Mr. Fogg to Mr. Seward.

No. 47.]

Sir: Your circular No. 3.9, dated August 12, setting forth succinctly and clearly the progress of our government in circumscribing and crushing the rebellion, is received, and has been perused by me with great interest and satisfaction. Were not the governments of France and Great Britain committed to a policy hostile to the American Union, and had not the Emperor and the leading statesmen of both governments prophesied and proclaimed the success of the rebels, I should have no doubt that the progress and present condition of the “belligerents,” as exhibited by your circular, would convince them of the great mistake they made in the beginning, and of the duty of reconsidering and rescinding their action in the premises. As it is, and in view of the persistent aid and comfort accorded to the rebels in a [Page 1311] thousand ways by almost all the wealthy classes of one nation and by the government itself of the other, I have little expectation that any array of facts, or any appeals to their sense of justice, will extort the reversal of an act which was deliberately resolved on in the interest of the rebellion, and perpetrated at a moment and under circumstances which the most generous charity cannot palliate into less than a national insult.

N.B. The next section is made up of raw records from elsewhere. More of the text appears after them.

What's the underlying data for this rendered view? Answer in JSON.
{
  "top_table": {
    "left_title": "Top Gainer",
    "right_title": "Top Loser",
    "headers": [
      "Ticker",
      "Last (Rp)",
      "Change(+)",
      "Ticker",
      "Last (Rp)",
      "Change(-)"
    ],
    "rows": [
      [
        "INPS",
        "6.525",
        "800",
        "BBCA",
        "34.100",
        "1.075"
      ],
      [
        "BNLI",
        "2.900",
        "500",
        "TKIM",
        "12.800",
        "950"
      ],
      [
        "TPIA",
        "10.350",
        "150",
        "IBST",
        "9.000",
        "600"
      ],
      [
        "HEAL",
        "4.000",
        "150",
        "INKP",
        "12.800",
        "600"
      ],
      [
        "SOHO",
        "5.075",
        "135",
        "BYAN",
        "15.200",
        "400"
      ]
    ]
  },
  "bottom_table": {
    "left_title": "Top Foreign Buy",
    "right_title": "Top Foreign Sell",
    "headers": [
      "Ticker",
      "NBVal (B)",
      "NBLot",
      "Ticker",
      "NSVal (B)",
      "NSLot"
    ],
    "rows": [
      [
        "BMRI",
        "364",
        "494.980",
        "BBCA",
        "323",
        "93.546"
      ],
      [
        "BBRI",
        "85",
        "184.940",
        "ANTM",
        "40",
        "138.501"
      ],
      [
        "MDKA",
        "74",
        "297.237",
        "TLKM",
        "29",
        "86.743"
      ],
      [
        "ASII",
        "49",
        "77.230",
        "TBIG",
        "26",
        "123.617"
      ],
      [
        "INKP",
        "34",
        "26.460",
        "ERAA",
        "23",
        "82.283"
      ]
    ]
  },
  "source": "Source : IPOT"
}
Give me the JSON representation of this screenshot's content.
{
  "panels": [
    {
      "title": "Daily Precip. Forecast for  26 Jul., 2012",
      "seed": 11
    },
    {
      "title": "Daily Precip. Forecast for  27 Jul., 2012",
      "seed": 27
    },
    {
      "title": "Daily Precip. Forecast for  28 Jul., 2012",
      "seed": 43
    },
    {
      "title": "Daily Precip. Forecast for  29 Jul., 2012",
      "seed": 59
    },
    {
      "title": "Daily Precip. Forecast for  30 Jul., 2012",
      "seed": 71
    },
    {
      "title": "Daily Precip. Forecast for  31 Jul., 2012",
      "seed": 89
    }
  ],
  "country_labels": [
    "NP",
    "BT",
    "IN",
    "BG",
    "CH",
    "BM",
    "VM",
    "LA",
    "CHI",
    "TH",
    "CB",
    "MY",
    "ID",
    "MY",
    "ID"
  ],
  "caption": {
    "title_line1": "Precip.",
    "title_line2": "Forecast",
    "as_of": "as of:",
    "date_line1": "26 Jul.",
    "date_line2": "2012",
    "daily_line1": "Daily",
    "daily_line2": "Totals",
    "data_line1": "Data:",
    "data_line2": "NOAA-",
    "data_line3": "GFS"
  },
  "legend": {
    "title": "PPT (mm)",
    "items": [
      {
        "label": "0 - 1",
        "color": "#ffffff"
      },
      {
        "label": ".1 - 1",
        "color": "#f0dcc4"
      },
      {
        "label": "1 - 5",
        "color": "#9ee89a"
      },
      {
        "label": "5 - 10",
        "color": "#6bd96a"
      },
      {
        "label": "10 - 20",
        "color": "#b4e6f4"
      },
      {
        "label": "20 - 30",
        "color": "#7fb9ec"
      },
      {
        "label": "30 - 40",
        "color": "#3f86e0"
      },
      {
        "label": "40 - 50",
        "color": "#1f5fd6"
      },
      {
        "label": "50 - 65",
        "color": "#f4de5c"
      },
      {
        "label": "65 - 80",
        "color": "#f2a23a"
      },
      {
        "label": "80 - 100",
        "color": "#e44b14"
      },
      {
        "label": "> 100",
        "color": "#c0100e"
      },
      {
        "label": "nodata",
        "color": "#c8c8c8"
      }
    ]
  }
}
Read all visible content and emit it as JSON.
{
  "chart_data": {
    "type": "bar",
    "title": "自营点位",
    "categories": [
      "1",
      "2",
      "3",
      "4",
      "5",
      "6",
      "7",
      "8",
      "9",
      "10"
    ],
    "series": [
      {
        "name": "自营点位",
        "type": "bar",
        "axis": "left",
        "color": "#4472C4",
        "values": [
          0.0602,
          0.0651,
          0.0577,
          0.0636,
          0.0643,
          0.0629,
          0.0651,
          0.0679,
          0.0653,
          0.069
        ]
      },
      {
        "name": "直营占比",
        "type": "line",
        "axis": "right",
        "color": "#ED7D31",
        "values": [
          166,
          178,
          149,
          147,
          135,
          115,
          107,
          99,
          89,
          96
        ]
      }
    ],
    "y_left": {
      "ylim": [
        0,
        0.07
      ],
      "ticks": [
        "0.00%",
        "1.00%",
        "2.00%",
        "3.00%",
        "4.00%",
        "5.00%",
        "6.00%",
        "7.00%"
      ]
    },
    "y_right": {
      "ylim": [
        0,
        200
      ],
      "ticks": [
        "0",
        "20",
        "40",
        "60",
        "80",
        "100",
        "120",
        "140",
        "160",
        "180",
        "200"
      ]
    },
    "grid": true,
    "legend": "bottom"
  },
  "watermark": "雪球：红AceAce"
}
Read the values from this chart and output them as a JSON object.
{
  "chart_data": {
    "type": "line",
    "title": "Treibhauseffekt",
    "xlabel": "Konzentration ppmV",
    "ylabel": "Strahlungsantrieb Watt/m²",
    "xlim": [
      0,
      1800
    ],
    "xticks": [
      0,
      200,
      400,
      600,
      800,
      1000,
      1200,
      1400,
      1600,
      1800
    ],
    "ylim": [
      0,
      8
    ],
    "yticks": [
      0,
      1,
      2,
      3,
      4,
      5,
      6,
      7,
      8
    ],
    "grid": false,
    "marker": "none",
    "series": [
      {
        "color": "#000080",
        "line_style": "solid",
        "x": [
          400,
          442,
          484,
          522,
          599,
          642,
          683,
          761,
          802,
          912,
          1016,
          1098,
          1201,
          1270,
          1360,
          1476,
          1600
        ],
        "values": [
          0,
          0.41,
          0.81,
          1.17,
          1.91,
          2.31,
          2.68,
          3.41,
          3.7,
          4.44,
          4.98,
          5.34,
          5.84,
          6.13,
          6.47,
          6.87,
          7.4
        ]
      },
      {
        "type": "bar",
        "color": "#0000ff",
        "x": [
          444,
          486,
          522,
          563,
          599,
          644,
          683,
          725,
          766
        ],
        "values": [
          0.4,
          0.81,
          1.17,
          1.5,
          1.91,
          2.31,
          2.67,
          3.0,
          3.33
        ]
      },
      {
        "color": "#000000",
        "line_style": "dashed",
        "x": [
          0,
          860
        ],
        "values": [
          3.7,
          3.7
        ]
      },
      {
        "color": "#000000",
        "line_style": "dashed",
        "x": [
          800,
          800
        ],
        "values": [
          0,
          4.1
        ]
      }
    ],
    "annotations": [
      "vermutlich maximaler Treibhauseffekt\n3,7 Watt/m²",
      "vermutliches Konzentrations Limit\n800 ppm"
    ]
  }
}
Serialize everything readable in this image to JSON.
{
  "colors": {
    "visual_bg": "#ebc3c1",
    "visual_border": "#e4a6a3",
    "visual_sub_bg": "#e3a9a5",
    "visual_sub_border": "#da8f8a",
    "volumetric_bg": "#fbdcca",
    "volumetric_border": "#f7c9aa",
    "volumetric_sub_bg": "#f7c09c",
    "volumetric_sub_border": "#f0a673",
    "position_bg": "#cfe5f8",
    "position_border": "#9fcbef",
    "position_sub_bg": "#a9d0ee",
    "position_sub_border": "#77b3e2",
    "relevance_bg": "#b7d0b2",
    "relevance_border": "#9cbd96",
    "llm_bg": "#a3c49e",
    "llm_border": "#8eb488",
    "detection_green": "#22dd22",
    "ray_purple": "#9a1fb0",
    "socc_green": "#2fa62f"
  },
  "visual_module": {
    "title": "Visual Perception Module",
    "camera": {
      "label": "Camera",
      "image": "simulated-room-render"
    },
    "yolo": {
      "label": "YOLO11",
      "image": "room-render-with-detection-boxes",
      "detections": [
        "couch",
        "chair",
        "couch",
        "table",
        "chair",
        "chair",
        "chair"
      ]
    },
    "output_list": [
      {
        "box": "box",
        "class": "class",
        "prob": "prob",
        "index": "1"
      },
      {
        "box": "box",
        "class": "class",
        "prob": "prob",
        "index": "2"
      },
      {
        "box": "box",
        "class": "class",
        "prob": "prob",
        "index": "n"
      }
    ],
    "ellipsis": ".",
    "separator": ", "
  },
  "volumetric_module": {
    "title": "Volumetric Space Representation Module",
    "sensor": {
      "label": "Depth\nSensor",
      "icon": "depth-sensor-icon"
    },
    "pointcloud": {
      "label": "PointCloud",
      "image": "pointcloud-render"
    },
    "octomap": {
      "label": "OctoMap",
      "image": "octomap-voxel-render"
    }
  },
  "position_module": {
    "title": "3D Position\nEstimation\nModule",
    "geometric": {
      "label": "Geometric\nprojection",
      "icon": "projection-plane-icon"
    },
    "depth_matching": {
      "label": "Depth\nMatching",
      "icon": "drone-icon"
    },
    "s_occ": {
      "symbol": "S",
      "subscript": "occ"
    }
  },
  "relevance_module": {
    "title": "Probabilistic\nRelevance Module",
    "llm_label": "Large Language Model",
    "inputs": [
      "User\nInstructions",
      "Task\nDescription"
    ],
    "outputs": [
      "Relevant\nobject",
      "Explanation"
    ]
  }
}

When we shall have literally and utterly crushed out the rebellion, (a consummation which I pray God may not be far off,) then, and not till then, may we expect those two governments to repent of the wrong they have committed towards a friendly nation, and make reparation for that wrong. But so long as their concession of “belligerent rights” to the rebels can serve the rebellion and give credit and hope of ultimate triumph to the so-called southern confederacy, just so long will a deaf ear be turned to our representations and appeals.

I do not deem it, however, “love’s labor lost” to present to these powers, on every proper occasion, these exhibits of the progress made in putting down this gigantic rebellion. It is well to write history at the same moment that we are making it. Our nation’s day of sitting in judgment will come, and it will not be to our disadvantage to have a record already made up.

Earnestly and cordially congratulating you on the now moral certainty of a successful and righteous termination of our great struggle, and ardently praying that our beloved country may emerge from its baptism of blood and fire purer, freer, and greater than was possible without that baptism, I am your friend and obedient servant,

GEORGE G. FOGG.

Hon. William H. Seward, Secretary of State of the United States of America.